I recently discovered the work of Wednesday Martin and her book: UNTRUE: Why Nearly Everything We Believe About Women, Lust, and Adultery is Wrong and How the New Science Can Set Us Free in which, among other things, the author “asserts that monogamy is a tighter fit for the fairer sex.”
I was never the cheating type. But I’ve rarely been the long-term relationship kind either. So, I had to wonder:
Does being “untied” mean that you give up on commitment?
Do I want to commit to someone else? To “dedicate myself to them wholeheartedly”? Hell no!
It’s a good thing my Italian grandmother does not speak English, because she’d be very disappointed in me. For her, a woman’s job is the commit 100% to her husband. To dedicate her life to make him happy.
I want to dedicate my life to make ME happy. Yes, I’m selfish like that. But I happen to think that without that, there’s no way I can make anyone else happy. I also happen to believe that no one should wait for someone else to make them happy.
My mother often reminds me how selfishly I have chosen to live my life. “You don’t have to care for anyone but you,” she reproaches. She sees failure where I see success. Caring about myself is already a full time job and I’m glad I’m being productive on the matter and not adding someone else’s happiness to my to-do list!

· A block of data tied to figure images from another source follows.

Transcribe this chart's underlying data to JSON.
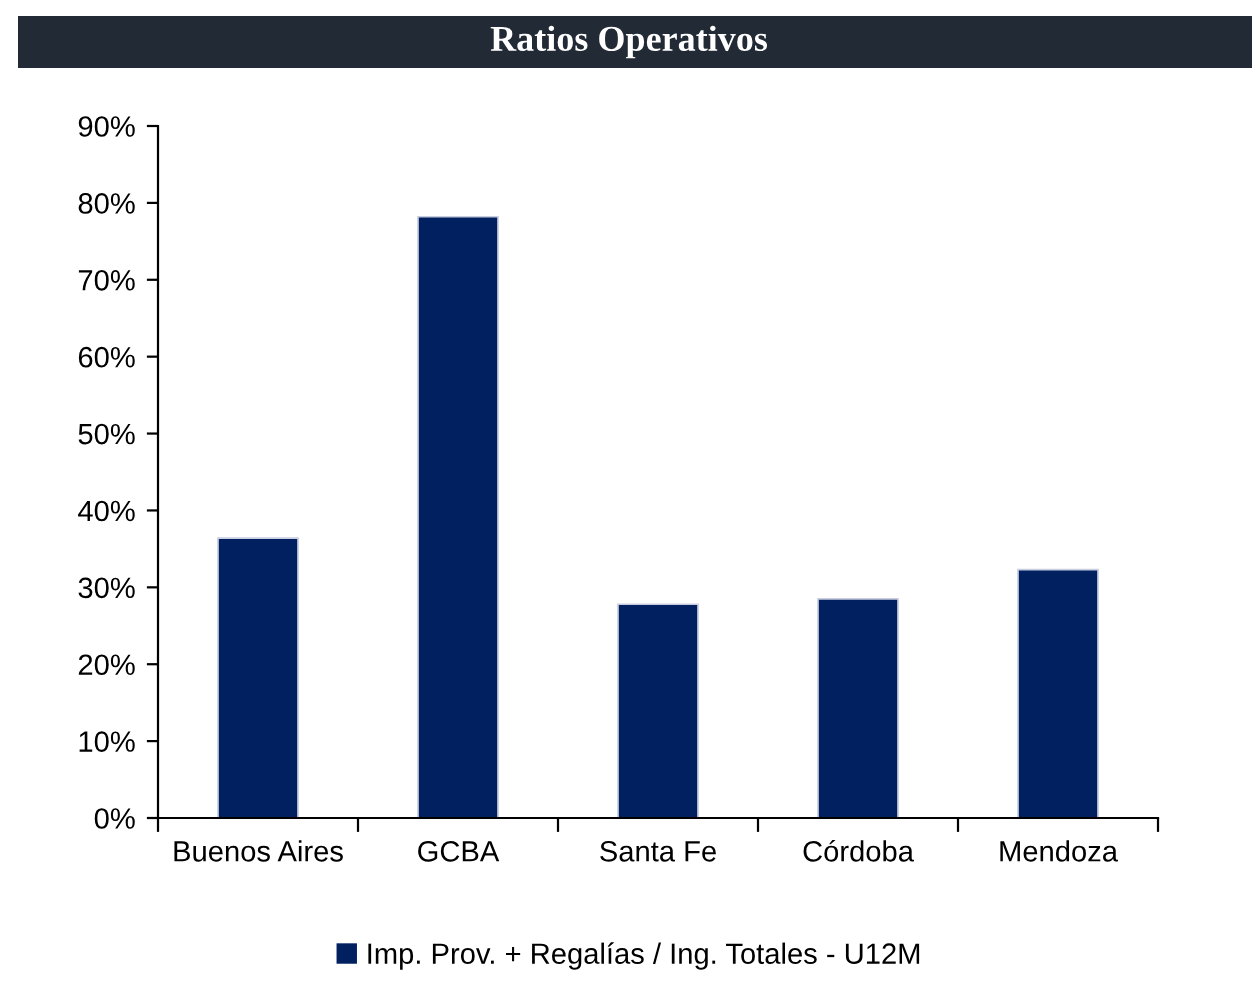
{
  "chart_data": {
    "type": "bar",
    "title": "Ratios Operativos",
    "categories": [
      "Buenos Aires",
      "GCBA",
      "Santa Fe",
      "Córdoba",
      "Mendoza"
    ],
    "series": [
      {
        "name": "Imp. Prov. + Regalías / Ing. Totales - U12M",
        "color": "#002060",
        "values": [
          36.4,
          78.2,
          27.8,
          28.5,
          32.3
        ]
      }
    ],
    "ylim": [
      0,
      90
    ],
    "yticks": [
      {
        "value": 0,
        "label": "0%"
      },
      {
        "value": 10,
        "label": "10%"
      },
      {
        "value": 20,
        "label": "20%"
      },
      {
        "value": 30,
        "label": "30%"
      },
      {
        "value": 40,
        "label": "40%"
      },
      {
        "value": 50,
        "label": "50%"
      },
      {
        "value": 60,
        "label": "60%"
      },
      {
        "value": 70,
        "label": "70%"
      },
      {
        "value": 80,
        "label": "80%"
      },
      {
        "value": 90,
        "label": "90%"
      }
    ],
    "grid": false,
    "legend": "bottom"
  }
}
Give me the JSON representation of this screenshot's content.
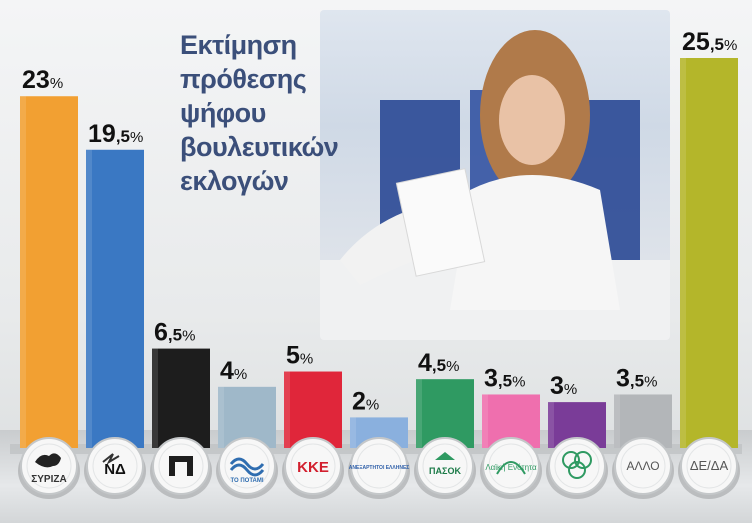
{
  "title_lines": [
    "Εκτίμηση",
    "πρόθεσης",
    "ψήφου",
    "βουλευτικών",
    "εκλογών"
  ],
  "chart_data": {
    "type": "bar",
    "title": "Εκτίμηση πρόθεσης ψήφου βουλευτικών εκλογών",
    "categories": [
      "ΣΥΡΙΖΑ",
      "ΝΔ",
      "Χρυσή Αυγή",
      "Το Ποτάμι",
      "ΚΚΕ",
      "ΑΝΕΛ",
      "ΠΑΣΟΚ",
      "Λαϊκή Ενότητα",
      "Ένωση Κεντρώων",
      "ΑΛΛΟ",
      "ΔΕ/ΔΑ"
    ],
    "values": [
      23,
      19.5,
      6.5,
      4,
      5,
      2,
      4.5,
      3.5,
      3,
      3.5,
      25.5
    ],
    "value_labels": [
      {
        "int": "23",
        "dec": "",
        "pct": "%"
      },
      {
        "int": "19",
        "dec": ",5",
        "pct": "%"
      },
      {
        "int": "6",
        "dec": ",5",
        "pct": "%"
      },
      {
        "int": "4",
        "dec": "",
        "pct": "%"
      },
      {
        "int": "5",
        "dec": "",
        "pct": "%"
      },
      {
        "int": "2",
        "dec": "",
        "pct": "%"
      },
      {
        "int": "4",
        "dec": ",5",
        "pct": "%"
      },
      {
        "int": "3",
        "dec": ",5",
        "pct": "%"
      },
      {
        "int": "3",
        "dec": "",
        "pct": "%"
      },
      {
        "int": "3",
        "dec": ",5",
        "pct": "%"
      },
      {
        "int": "25",
        "dec": ",5",
        "pct": "%"
      }
    ],
    "colors": [
      "#f2a032",
      "#3a78c3",
      "#1d1d1d",
      "#9fb8c9",
      "#e0263a",
      "#8ab0de",
      "#2f9a62",
      "#ef6fae",
      "#7a3c98",
      "#b3b6b9",
      "#b4b62a"
    ],
    "icon_texts": [
      "ΣΥΡΙΖΑ",
      "ΝΔ",
      "",
      "ΤΟ ΠΟΤΑΜΙ",
      "ΚΚΕ",
      "ΑΝΕΞΑΡΤΗΤΟΙ ΕΛΛΗΝΕΣ",
      "ΠΑΣΟΚ",
      "Λαϊκή Ενότητα",
      "",
      "ΑΛΛΟ",
      "ΔΕ/ΔΑ"
    ],
    "icon_names": [
      "syriza-logo",
      "nd-logo",
      "golden-dawn-logo",
      "potami-logo",
      "kke-logo",
      "anel-logo",
      "pasok-logo",
      "laiki-enotita-logo",
      "enosi-kentroon-logo",
      "other-label",
      "undecided-label"
    ],
    "ylim": [
      0,
      25.5
    ],
    "grid": false,
    "xlabel": "",
    "ylabel": ""
  }
}
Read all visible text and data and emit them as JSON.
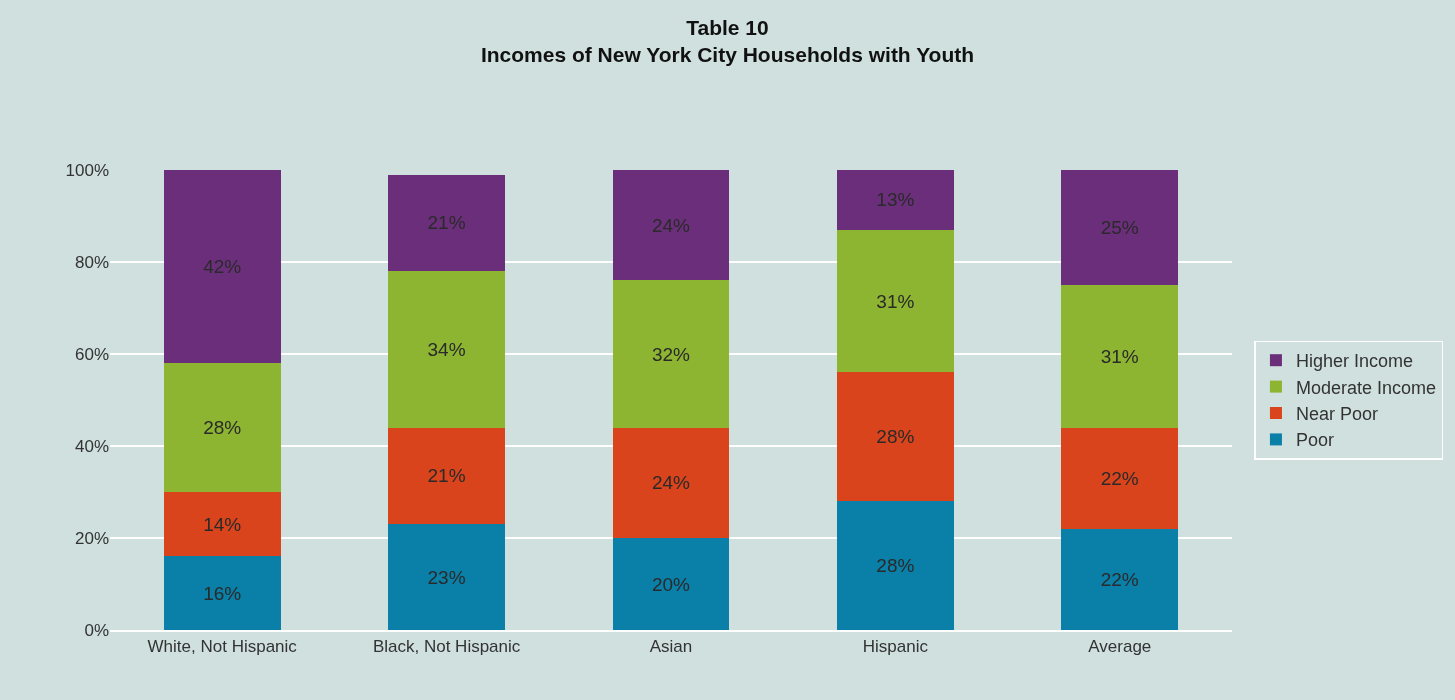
{
  "chart_data": {
    "type": "bar",
    "title": "Table 10\nIncomes of New York City Households with Youth",
    "stacked": true,
    "categories": [
      "White, Not Hispanic",
      "Black, Not Hispanic",
      "Asian",
      "Hispanic",
      "Average"
    ],
    "series": [
      {
        "name": "Poor",
        "color": "#0a7fa8",
        "values": [
          16,
          23,
          20,
          28,
          22
        ],
        "value_labels": [
          "16%",
          "23%",
          "20%",
          "28%",
          "22%"
        ]
      },
      {
        "name": "Near Poor",
        "color": "#d9441c",
        "values": [
          14,
          21,
          24,
          28,
          22
        ],
        "value_labels": [
          "14%",
          "21%",
          "24%",
          "28%",
          "22%"
        ]
      },
      {
        "name": "Moderate Income",
        "color": "#8db531",
        "values": [
          28,
          34,
          32,
          31,
          31
        ],
        "value_labels": [
          "28%",
          "34%",
          "32%",
          "31%",
          "31%"
        ]
      },
      {
        "name": "Higher Income",
        "color": "#6a2e7a",
        "values": [
          42,
          21,
          24,
          13,
          25
        ],
        "value_labels": [
          "42%",
          "21%",
          "24%",
          "13%",
          "25%"
        ]
      }
    ],
    "ylim": [
      0,
      100
    ],
    "yticks": [
      {
        "value": 0,
        "label": "0%"
      },
      {
        "value": 20,
        "label": "20%"
      },
      {
        "value": 40,
        "label": "40%"
      },
      {
        "value": 60,
        "label": "60%"
      },
      {
        "value": 80,
        "label": "80%"
      },
      {
        "value": 100,
        "label": "100%"
      }
    ],
    "grid": "y",
    "legend": "right"
  }
}
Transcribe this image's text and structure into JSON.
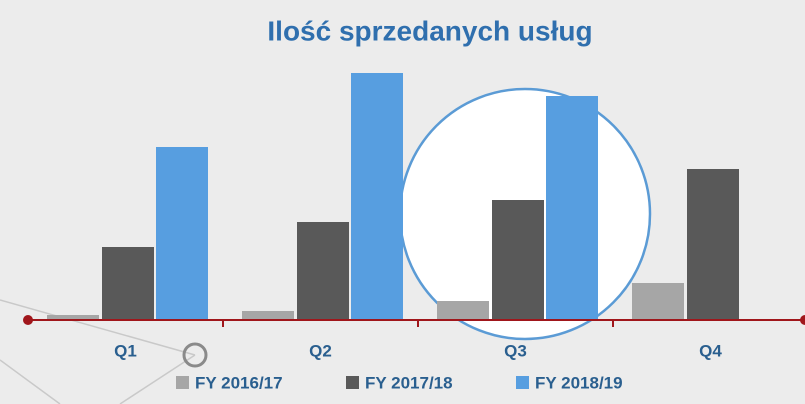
{
  "chart_data": {
    "type": "bar",
    "title": "Ilość sprzedanych usług",
    "categories": [
      "Q1",
      "Q2",
      "Q3",
      "Q4"
    ],
    "series": [
      {
        "name": "FY 2016/17",
        "color": "#a6a6a6",
        "values": [
          5,
          9,
          19,
          37
        ]
      },
      {
        "name": "FY 2017/18",
        "color": "#595959",
        "values": [
          73,
          98,
          120,
          151
        ]
      },
      {
        "name": "FY 2018/19",
        "color": "#579ee0",
        "values": [
          173,
          247,
          224,
          null
        ]
      }
    ]
  }
}
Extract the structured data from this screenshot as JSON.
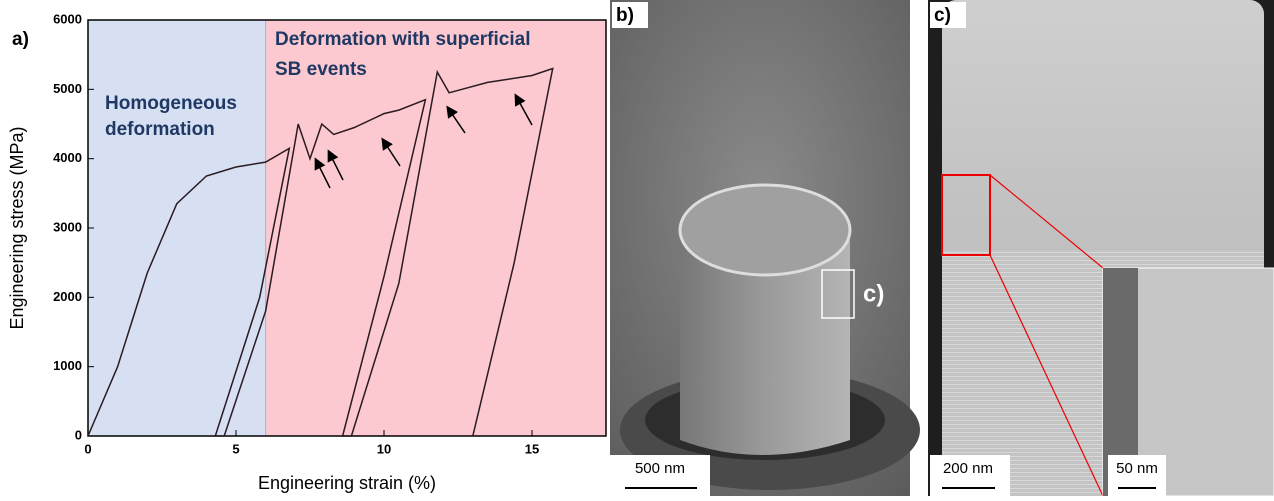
{
  "chart_data": {
    "type": "line",
    "panel_label": "a)",
    "x_label": "Engineering strain (%)",
    "y_label": "Engineering stress (MPa)",
    "xlim": [
      0,
      17.5
    ],
    "xticks": [
      0,
      5,
      10,
      15
    ],
    "ylim": [
      0,
      6000
    ],
    "yticks": [
      0,
      1000,
      2000,
      3000,
      4000,
      5000,
      6000
    ],
    "regions": [
      {
        "x": [
          0,
          6
        ],
        "color": "#d6e0f2",
        "label": [
          "Homogeneous",
          "deformation"
        ]
      },
      {
        "x": [
          6,
          17.5
        ],
        "color": "#fbc9cf",
        "label": [
          "Deformation with superficial",
          "SB events"
        ]
      }
    ],
    "series": [
      {
        "color": "#2a1a22",
        "x": [
          0,
          1,
          2,
          3,
          4,
          5,
          6,
          6.8,
          5.8,
          4.3,
          4.6,
          6,
          7.1,
          7.5,
          7.9,
          8.3,
          9,
          10,
          10.5,
          11.4,
          10,
          8.6,
          8.9,
          10.5,
          11.8,
          12.2,
          13.5,
          15,
          15.7,
          14.4,
          13
        ],
        "values": [
          0,
          1000,
          2350,
          3350,
          3750,
          3880,
          3950,
          4150,
          2000,
          0,
          0,
          1800,
          4500,
          4000,
          4500,
          4350,
          4450,
          4650,
          4700,
          4850,
          2300,
          0,
          0,
          2200,
          5250,
          4950,
          5100,
          5200,
          5300,
          2500,
          0
        ]
      }
    ]
  },
  "panel_b": {
    "label": "b)",
    "box_label": "c)",
    "scale_bar": "500 nm"
  },
  "panel_c": {
    "label": "c)",
    "scale_bar": "200 nm",
    "inset_scale_bar": "50 nm"
  }
}
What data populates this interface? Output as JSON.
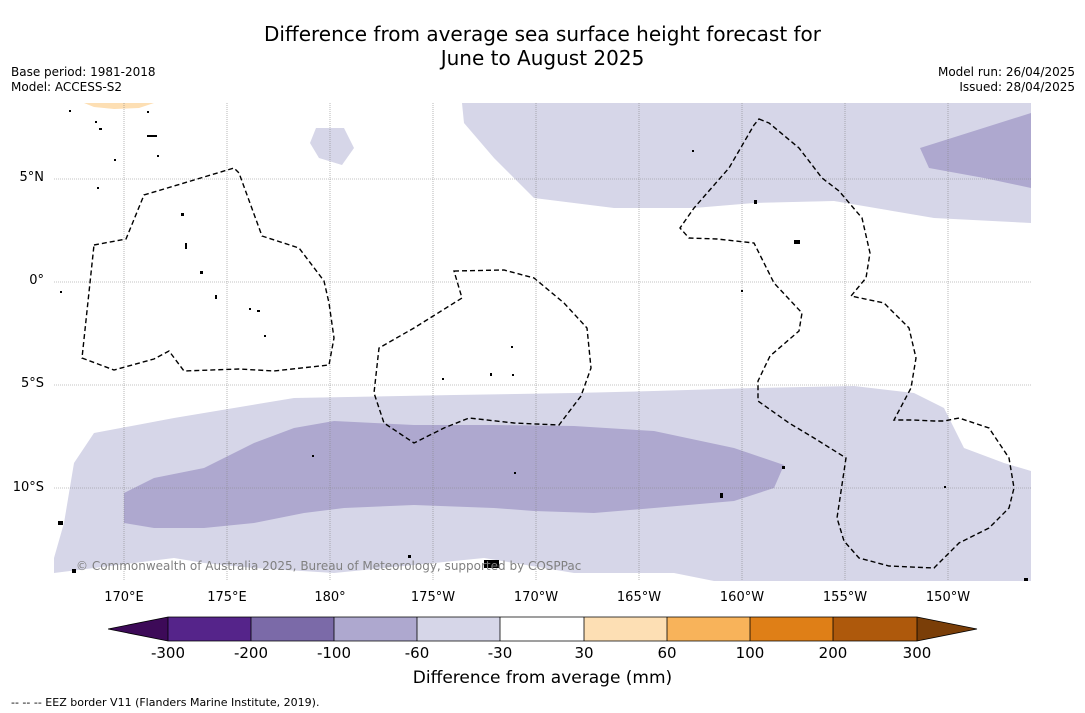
{
  "title": {
    "line1": "Difference from average sea surface height forecast for",
    "line2": "June to August 2025"
  },
  "meta": {
    "base_period": "Base period: 1981-2018",
    "model": "Model: ACCESS-S2",
    "model_run": "Model run: 26/04/2025",
    "issued": "Issued: 28/04/2025"
  },
  "map": {
    "lat_labels": [
      "5°N",
      "0°",
      "5°S",
      "10°S"
    ],
    "lon_labels": [
      "170°E",
      "175°E",
      "180°",
      "175°W",
      "170°W",
      "165°W",
      "160°W",
      "155°W",
      "150°W"
    ],
    "copyright": "© Commonwealth of Australia 2025, Bureau of Meteorology, supported by COSPPac"
  },
  "colorbar": {
    "label": "Difference from average (mm)",
    "ticks": [
      "-300",
      "-200",
      "-100",
      "-60",
      "-30",
      "30",
      "60",
      "100",
      "200",
      "300"
    ],
    "colors": {
      "below_-300": "#3d0a58",
      "-300_-200": "#55248a",
      "-200_-100": "#7b6aa8",
      "-100_-60": "#aea8cf",
      "-60_-30": "#d6d6e8",
      "-30_30": "#ffffff",
      "30_60": "#fddfb4",
      "60_100": "#f8b35a",
      "100_200": "#df7f17",
      "200_300": "#ae590c",
      "above_300": "#7a3e08"
    }
  },
  "legend": {
    "eez": "--  --  -- EEZ border V11 (Flanders Marine Institute, 2019)."
  }
}
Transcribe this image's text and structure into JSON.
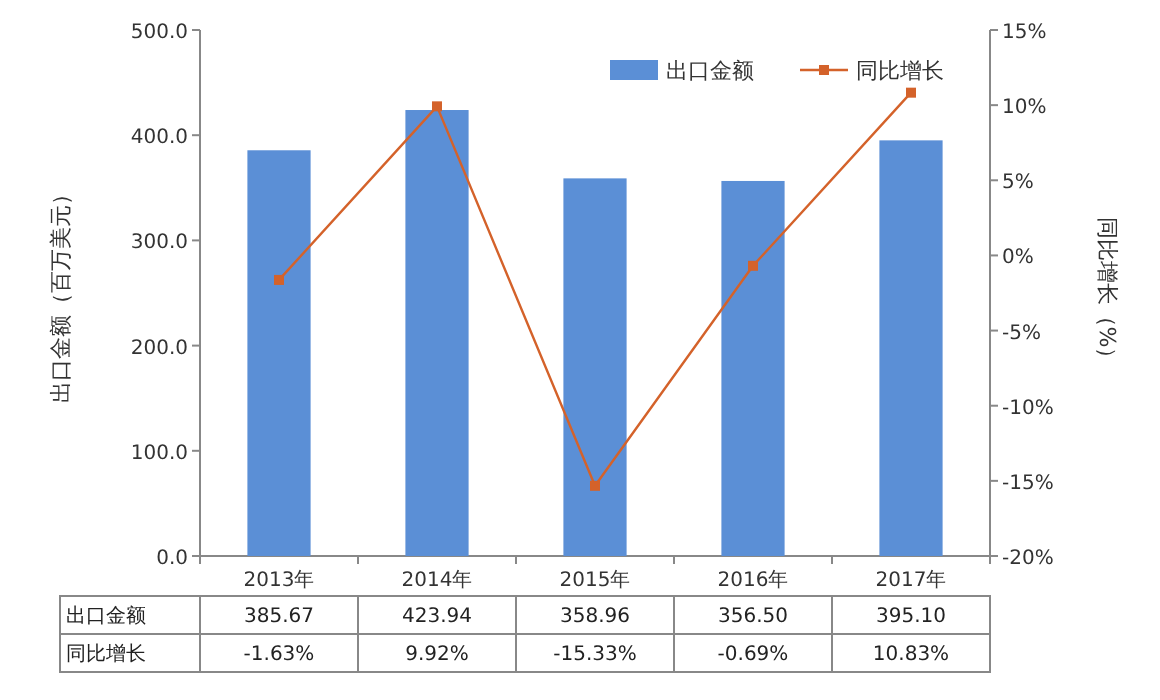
{
  "chart_data": {
    "type": "bar",
    "categories": [
      "2013年",
      "2014年",
      "2015年",
      "2016年",
      "2017年"
    ],
    "series": [
      {
        "name": "出口金额",
        "color": "#5b8fd6",
        "values": [
          385.67,
          423.94,
          358.96,
          356.5,
          395.1
        ],
        "value_labels": [
          "385.67",
          "423.94",
          "358.96",
          "356.50",
          "395.10"
        ]
      },
      {
        "name": "同比增长",
        "type": "line",
        "axis": "y2",
        "color": "#d4622a",
        "values": [
          -1.63,
          9.92,
          -15.33,
          -0.69,
          10.83
        ],
        "value_labels": [
          "-1.63%",
          "9.92%",
          "-15.33%",
          "-0.69%",
          "10.83%"
        ]
      }
    ],
    "ylabel": "出口金额（百万美元）",
    "y2label": "同比增长（%）",
    "ylim": [
      0,
      500
    ],
    "yticks": [
      {
        "value": 0,
        "label": "0.0"
      },
      {
        "value": 100,
        "label": "100.0"
      },
      {
        "value": 200,
        "label": "200.0"
      },
      {
        "value": 300,
        "label": "300.0"
      },
      {
        "value": 400,
        "label": "400.0"
      },
      {
        "value": 500,
        "label": "500.0"
      }
    ],
    "y2lim": [
      -20,
      15
    ],
    "y2ticks": [
      {
        "value": -20,
        "label": "-20%"
      },
      {
        "value": -15,
        "label": "-15%"
      },
      {
        "value": -10,
        "label": "-10%"
      },
      {
        "value": -5,
        "label": "-5%"
      },
      {
        "value": 0,
        "label": "0%"
      },
      {
        "value": 5,
        "label": "5%"
      },
      {
        "value": 10,
        "label": "10%"
      },
      {
        "value": 15,
        "label": "15%"
      }
    ],
    "legend": "top right",
    "marker": "square",
    "grid": false
  }
}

I was doing a bit of research on wedding vows to understand what commitment means to people when I found this nugget:
I, <Groom’s name>, take thee, <Bride’s name>, to my wedded wife.Church of England
To have and to hold from this day forward; for better for worse,
for richer for poorer, in sickness and in health.
(Groom) To love and to cherish, till death us do part.
(Bride) To love, cherish, and obey, till death us do part.
According to God’s holy ordinance, and thereto I plight thee my troth.
Check out the part I bolded… nothing seems inadequate to you? Somehow, historically, the expected commitment to a significant other is not a very balanced one.
Thanks but… no thanks.
Now, does that mean I’m a commitment-phobe who’s already wondering how she’s going to get out of her most recent burgeoning relationship? Not so fast.
Refusing to commit to a person does not mean I won’t commit to make a relationship work. But there, my commitment goes to this thing we’re starting together. Commitment is a contract we agree on, a structure we’re building upon.
Turns out, the objective of that type of commitment is more freedom. And we’re coming full-circle here. A relationship-centric commitment is untying: it’s you and him / her / them [pick your favorite option here], outside of what people, culture and society impose that your relationship should look like.
For as long as you both should… choose.